In Powell's article [1] he introduces the axiom of double complement, which says a double complement $\{x : \lnot\lnot(x\in A)\}$ is a set for any set $A$.

I can't find similar axiom from other references, even in the Friedman's article [2] on double negation over set theories. Hence it is natural to ask the relation between his axiom and other axioms of IZF. (Note: Powell consider the axiom of collection rather than the replacement in his article, but I will consider full IZF.)

I have made some attempts on this problem: if $f(\beta):=\sup\{\alpha\in\mathrm{On} : \lnot\lnot(\alpha<\beta)\}$ exists for each ordinal $\beta$, then the axiom of double complement holds: then $\{x\in V_{f(\operatorname{rank}(A))} : \lnot\lnot(x\in A)\}$ would be the double complement of $A$. (Here $V_\alpha := \bigcup_{\beta\in\alpha} \mathcal{P}(V_\beta)$ is a von Neumann hierarchy. Axiom of power set is necessary in my argument.) However checking $f(\beta)$ is a set is at least as hard as checking the axiom of double complement.
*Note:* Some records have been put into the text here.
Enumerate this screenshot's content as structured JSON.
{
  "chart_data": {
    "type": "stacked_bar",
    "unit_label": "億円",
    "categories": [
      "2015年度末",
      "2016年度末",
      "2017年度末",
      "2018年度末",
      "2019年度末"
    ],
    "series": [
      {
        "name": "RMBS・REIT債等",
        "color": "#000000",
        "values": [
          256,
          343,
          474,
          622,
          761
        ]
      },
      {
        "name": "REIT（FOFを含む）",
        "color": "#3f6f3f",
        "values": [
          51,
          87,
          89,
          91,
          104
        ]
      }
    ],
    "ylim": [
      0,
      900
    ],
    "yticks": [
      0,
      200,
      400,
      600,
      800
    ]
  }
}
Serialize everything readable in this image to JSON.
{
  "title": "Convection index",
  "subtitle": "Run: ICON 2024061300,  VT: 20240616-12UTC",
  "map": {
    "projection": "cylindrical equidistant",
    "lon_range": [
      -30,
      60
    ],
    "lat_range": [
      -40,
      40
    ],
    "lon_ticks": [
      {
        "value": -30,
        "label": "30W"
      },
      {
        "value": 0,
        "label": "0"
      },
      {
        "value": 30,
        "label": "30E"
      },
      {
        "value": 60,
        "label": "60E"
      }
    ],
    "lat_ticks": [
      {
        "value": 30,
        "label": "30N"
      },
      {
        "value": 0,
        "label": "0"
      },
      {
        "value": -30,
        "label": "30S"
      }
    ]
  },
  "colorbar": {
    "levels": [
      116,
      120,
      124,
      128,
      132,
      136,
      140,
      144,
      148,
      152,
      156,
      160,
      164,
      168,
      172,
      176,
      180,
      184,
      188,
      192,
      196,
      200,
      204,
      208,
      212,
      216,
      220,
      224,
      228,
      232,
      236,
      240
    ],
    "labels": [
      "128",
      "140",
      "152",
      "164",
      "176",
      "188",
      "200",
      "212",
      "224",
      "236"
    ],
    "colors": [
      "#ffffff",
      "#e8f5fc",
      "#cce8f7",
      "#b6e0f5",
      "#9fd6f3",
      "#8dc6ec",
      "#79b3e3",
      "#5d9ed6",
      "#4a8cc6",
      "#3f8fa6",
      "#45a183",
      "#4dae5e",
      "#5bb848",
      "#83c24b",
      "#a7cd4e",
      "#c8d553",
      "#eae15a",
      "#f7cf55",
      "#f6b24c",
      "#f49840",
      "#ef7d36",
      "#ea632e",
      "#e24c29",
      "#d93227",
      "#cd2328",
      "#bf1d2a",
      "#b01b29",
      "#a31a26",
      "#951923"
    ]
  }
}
Forcing or realizability seems not helpful to me. This is because we need to generate a set whose double complement is proper class to prove the independence of the axiom of double complement, and it seems to need a proper-class sized name. However both methods just deal with set-sized names.
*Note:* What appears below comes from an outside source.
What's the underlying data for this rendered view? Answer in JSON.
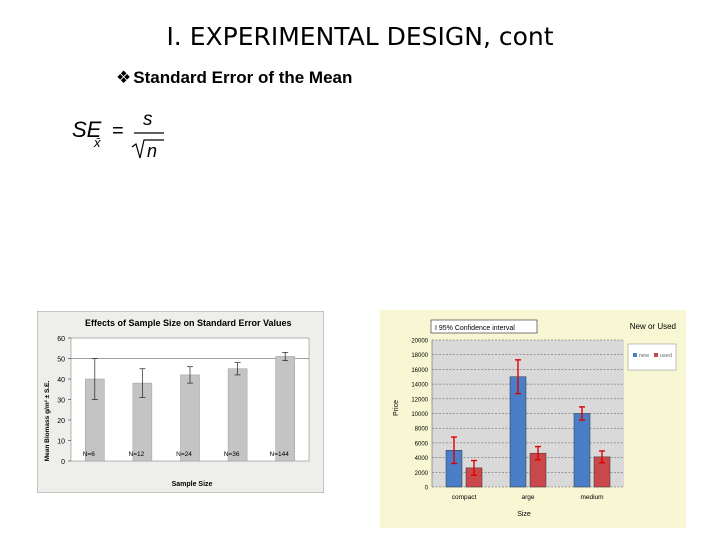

My question is: Is the axiom of double complement provable from full IZF? If not, is it indenpendent from IZF? Is the axiom of double complement related to the law of excluded middle? I would appreciate any help.

References

[1] Powell, William C. "Extending Gödel's negative interpretation to ZF." The Journal of Symbolic Logic 40.2 (1975): 221-229.

[2] Friedman, Harvey. "The consistency of classical set theory relative to a set theory with intuitionistic logic 1." The Journal of Symbolic Logic 38.2 (1973): 315-319.
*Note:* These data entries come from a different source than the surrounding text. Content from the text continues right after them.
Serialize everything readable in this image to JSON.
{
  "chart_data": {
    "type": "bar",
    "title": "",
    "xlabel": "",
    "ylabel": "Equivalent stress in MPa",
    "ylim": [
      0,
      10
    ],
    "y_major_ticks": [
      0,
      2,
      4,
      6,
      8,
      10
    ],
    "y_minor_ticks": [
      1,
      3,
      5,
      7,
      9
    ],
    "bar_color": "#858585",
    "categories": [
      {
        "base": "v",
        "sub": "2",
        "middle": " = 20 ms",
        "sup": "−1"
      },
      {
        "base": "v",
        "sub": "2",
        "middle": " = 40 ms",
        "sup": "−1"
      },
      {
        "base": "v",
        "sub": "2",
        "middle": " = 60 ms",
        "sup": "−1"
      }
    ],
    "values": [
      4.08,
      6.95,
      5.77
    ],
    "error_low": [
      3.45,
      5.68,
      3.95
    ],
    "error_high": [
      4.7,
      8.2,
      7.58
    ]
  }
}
A good question. Bear in mind that there can be no set x whose double complement is the universe. (Think about $\{y\in x: y \not\in y\}$). If you are thinking in terms of a cumulative hierarchy picture of constructive sets then what this is trying to tell you is that, for any x, there comes a stage by which all things notnotin x have appeared. And of course, once you have reached such a stage you obtain doublecomp x by separation. But [the rank of] this stage might increase so steeply with the rank of x that no effective proof can be given that there is such a stage. If you pursue this line of thought you will probably be able to come up with a kripke model in which lots of sets lack double complements. I'll have a think about it and get back.